A semi-discrete Active Flux method for the Euler equations on Cartesian grids

TL;DR

This paper introduces a semi-discrete Active Flux method for solving the Euler equations on Cartesian grids, achieving high-order accuracy without the need for complex evolution operators, and demonstrates its effectiveness on various fluid dynamics problems.

Contribution

It presents a novel semi-discrete Active Flux method for multi-dimensional nonlinear hyperbolic systems that avoids the use of evolution operators, enhancing computational efficiency and applicability.

Findings

Successfully applied to Riemann problems and subsonic flows.

Achieves third-order accuracy in multiple dimensions.

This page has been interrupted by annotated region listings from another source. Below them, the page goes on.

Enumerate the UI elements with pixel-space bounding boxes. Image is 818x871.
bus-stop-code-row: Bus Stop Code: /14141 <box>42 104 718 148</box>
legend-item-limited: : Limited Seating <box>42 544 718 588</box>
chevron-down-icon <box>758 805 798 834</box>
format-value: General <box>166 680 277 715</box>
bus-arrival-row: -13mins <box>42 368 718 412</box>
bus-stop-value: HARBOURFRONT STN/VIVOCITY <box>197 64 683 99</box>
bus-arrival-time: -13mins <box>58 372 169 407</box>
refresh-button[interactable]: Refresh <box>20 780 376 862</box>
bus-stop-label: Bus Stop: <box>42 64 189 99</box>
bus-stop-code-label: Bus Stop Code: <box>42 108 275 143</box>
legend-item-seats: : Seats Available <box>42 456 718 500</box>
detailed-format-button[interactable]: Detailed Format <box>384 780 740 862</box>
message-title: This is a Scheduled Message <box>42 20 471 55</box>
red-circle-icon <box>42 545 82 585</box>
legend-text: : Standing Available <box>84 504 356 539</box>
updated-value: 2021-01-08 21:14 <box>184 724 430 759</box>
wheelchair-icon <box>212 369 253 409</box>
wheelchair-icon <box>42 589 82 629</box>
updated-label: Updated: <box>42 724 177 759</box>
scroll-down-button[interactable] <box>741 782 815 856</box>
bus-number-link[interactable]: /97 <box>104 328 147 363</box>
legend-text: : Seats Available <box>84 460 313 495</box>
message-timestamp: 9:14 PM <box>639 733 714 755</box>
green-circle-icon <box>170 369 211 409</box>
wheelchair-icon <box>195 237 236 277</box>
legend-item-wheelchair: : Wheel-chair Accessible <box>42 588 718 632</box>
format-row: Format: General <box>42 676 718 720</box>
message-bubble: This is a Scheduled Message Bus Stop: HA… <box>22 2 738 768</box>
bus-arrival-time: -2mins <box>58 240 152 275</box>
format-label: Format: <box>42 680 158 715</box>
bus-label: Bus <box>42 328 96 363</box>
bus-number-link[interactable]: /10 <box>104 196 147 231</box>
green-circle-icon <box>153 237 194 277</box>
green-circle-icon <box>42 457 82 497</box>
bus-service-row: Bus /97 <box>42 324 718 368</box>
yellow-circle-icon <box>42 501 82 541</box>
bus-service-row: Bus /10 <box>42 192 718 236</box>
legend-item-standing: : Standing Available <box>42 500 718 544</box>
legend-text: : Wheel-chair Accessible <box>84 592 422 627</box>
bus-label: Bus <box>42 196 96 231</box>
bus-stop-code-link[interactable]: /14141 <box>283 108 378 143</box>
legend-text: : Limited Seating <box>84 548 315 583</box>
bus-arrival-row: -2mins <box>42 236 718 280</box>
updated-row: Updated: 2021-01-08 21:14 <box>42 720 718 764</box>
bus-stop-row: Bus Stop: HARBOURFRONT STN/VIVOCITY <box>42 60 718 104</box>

Demonstrates improved performance over fully discrete methods.

Abstract

Active Flux is an extension of the Finite Volume method and additionally incorporates point values located at cell boundaries. This gives rise to a globally continuous approximation of the solution. Originally, the Active Flux method emerged as a fully discrete method, and required an exact or approximate evolution operator for the point value update. For nonlinear problems such an operator is often difficult to obtain, in particular for multiple spatial dimensions. We demonstrate that a new semi-discrete Active Flux method (first described in Abgrall&Barsukow, 2023 for one space dimension) can be used to solve nonlinear hyperbolic systems in multiple dimensions without requiring evolution operators. We focus here on the compressible Euler equations of inviscid hydrodynamics and third-order accuracy. We introduce a multi-dimensional limiting strategy and demonstrate the performance of the new method on both Riemann problems and subsonic flows.